Studying Exhaled Breath Condensate May Lead to Better Treatment in Asthmatic Patients
A new study examining a non-invasive and effort-independent tool to predict pediatric asthma exacerbations and response to treatment using breath condensation.
Danielle Van Beckum, MD, principal investigator and second-year fellow, together with her mentor Kathleen Boyne, MD, attending physician, Division of Pulmonary Medicine at Lurie Children’s and assistant professor of pediatrics are looking at a non-invasive approach to predict exacerbations and response to asthma therapies using breath samples from children.
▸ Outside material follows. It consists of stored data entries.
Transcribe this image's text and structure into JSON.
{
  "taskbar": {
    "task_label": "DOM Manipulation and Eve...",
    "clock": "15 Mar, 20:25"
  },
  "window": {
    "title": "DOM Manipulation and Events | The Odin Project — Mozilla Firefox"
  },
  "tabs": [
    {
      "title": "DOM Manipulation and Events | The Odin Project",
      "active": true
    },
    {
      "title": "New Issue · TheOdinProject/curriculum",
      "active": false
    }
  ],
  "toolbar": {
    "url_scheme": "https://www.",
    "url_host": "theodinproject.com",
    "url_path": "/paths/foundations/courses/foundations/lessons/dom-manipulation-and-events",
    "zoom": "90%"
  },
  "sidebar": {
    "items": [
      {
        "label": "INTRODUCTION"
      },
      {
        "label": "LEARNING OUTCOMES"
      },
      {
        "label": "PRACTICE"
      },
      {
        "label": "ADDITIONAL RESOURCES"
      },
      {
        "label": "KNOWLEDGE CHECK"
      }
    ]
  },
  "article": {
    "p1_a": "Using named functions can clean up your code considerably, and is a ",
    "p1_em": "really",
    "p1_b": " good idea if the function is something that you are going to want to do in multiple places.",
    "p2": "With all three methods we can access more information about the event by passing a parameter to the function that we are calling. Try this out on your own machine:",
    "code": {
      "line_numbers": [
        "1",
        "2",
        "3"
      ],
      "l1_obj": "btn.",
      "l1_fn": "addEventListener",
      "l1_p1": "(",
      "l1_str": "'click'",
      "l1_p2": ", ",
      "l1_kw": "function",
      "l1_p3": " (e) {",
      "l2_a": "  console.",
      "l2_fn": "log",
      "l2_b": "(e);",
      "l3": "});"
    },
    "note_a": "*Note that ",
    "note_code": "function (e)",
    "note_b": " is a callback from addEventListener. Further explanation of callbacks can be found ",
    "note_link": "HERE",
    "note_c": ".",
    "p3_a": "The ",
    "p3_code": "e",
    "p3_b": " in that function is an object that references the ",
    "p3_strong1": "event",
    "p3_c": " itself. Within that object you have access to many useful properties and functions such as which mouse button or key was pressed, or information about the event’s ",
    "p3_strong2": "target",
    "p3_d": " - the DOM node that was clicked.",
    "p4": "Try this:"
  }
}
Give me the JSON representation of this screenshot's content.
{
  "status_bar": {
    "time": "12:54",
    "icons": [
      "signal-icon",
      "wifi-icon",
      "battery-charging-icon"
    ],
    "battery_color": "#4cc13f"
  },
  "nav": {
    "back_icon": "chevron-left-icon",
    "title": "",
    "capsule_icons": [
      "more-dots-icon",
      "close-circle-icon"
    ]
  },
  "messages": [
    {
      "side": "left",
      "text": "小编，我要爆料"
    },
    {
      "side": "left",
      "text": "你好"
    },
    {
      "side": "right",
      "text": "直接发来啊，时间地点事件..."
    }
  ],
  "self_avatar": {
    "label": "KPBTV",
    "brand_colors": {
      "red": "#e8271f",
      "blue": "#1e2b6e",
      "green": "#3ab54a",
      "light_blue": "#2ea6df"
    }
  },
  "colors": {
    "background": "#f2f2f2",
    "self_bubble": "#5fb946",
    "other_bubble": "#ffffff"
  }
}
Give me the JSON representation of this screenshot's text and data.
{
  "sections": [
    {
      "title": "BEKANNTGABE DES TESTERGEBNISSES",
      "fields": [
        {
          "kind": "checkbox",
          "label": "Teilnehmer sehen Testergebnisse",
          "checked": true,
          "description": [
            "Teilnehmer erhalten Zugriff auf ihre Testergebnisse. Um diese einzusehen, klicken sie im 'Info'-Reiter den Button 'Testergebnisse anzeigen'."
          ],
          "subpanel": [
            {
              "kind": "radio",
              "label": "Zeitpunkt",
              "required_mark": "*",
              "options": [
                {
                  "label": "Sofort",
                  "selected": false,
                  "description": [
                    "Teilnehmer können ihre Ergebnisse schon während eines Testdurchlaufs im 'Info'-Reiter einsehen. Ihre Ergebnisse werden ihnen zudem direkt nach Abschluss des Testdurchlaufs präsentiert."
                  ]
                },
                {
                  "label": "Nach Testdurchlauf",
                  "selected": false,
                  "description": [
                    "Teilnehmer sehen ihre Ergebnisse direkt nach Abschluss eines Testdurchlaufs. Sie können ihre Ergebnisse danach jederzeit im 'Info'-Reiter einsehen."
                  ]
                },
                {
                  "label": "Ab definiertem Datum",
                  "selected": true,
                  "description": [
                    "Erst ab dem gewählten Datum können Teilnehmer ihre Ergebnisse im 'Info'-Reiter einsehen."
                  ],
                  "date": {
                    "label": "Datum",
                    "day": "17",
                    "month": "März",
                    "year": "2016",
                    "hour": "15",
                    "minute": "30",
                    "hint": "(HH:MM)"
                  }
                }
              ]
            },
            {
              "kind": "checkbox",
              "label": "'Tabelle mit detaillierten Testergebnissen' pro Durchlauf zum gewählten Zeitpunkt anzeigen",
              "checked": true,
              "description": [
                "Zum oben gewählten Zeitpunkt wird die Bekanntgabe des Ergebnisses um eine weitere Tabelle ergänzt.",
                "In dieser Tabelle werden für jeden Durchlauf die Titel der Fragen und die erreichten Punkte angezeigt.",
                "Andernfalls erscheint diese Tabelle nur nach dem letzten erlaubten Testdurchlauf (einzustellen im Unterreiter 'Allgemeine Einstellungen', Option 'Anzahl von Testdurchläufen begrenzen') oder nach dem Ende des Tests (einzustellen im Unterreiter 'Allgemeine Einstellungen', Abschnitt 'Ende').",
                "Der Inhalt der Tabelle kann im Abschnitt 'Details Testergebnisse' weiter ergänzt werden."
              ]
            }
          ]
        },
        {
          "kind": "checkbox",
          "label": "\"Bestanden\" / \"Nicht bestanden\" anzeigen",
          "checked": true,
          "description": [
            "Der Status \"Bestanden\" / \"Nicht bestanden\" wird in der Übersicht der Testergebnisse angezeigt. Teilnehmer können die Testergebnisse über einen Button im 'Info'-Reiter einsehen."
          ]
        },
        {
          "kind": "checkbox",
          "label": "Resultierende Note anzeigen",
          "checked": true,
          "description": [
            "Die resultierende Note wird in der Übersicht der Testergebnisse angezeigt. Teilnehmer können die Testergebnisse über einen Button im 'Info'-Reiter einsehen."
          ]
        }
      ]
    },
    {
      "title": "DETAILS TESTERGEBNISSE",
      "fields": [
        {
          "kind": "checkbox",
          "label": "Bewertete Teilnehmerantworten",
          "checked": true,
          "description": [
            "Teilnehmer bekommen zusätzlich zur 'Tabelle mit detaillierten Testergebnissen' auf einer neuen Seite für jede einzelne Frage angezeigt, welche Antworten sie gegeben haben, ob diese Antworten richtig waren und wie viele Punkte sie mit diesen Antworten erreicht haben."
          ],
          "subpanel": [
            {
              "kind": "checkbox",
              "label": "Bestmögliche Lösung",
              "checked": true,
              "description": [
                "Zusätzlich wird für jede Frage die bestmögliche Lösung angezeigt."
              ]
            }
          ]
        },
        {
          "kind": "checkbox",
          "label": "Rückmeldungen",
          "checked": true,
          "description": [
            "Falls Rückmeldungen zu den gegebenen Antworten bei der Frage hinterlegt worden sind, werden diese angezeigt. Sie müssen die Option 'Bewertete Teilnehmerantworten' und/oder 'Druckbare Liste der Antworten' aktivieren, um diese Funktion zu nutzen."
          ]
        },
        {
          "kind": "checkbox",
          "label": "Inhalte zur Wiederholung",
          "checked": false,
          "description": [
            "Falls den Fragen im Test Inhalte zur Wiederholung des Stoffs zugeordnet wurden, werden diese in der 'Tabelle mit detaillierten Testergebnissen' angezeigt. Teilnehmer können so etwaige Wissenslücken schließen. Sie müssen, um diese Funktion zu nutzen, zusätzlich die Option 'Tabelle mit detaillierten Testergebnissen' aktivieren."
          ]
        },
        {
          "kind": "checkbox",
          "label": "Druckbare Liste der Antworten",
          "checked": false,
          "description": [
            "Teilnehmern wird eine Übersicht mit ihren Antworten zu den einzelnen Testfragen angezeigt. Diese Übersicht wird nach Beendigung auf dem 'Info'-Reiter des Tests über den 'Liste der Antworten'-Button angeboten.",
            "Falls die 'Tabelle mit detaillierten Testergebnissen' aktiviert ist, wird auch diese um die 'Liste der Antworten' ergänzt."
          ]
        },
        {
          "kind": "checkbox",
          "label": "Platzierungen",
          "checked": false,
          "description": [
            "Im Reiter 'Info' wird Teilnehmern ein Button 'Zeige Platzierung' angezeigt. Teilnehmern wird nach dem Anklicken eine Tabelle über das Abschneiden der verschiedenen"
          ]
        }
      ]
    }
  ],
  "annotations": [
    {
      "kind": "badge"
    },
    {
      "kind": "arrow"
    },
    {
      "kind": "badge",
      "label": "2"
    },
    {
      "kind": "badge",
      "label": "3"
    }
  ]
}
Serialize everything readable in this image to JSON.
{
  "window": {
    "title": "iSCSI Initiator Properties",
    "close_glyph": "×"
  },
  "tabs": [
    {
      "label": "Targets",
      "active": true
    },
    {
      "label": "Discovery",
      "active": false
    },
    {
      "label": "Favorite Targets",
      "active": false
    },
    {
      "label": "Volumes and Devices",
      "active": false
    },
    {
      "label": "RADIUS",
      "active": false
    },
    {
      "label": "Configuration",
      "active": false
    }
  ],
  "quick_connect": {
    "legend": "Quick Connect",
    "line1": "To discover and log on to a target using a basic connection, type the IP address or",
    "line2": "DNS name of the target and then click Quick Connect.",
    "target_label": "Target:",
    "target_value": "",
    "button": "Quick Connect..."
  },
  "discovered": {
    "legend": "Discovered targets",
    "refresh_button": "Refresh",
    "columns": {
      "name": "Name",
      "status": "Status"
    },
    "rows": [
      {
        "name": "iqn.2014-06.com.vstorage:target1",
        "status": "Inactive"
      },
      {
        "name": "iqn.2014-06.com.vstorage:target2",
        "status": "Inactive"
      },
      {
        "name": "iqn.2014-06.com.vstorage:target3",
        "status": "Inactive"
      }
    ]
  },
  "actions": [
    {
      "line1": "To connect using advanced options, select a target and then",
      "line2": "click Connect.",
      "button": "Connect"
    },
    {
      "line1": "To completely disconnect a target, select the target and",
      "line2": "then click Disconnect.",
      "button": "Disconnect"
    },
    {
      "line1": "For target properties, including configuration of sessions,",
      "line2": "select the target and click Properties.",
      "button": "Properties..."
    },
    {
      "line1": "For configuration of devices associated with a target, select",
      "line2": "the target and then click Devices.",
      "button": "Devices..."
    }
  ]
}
Traditionally, pulmonary function testing and patient questionnaires have been the primary method of monitoring disease control and treatment response in children with asthma, but this new study will utilize an objective, effort-independent method of monitoring through biomarkers in breath using the RTubeTM exhaled breath condensate (EBC) collection device.
This novel non-invasive tool has already been used in adults in diagnostic, prognostic and predictive studies, but this will be the first study in children, with goals of identifying unique biomarkers of different asthma endotypes to confirm diagnosis, predicting asthma exacerbations, and evaluating treatment response.
To date, we are the only institution conducting this pediatric-focused study and nine participants have been enrolled with ten total as the end goal. The study, which has two parts, will first involve a case comparison between participants with asthma, participants with other chronic lung disease, and healthy participants. The second part of the study will follow the cohort of participants with asthma for one year with repeat EBC samples collected every three months at their follow-up appointments.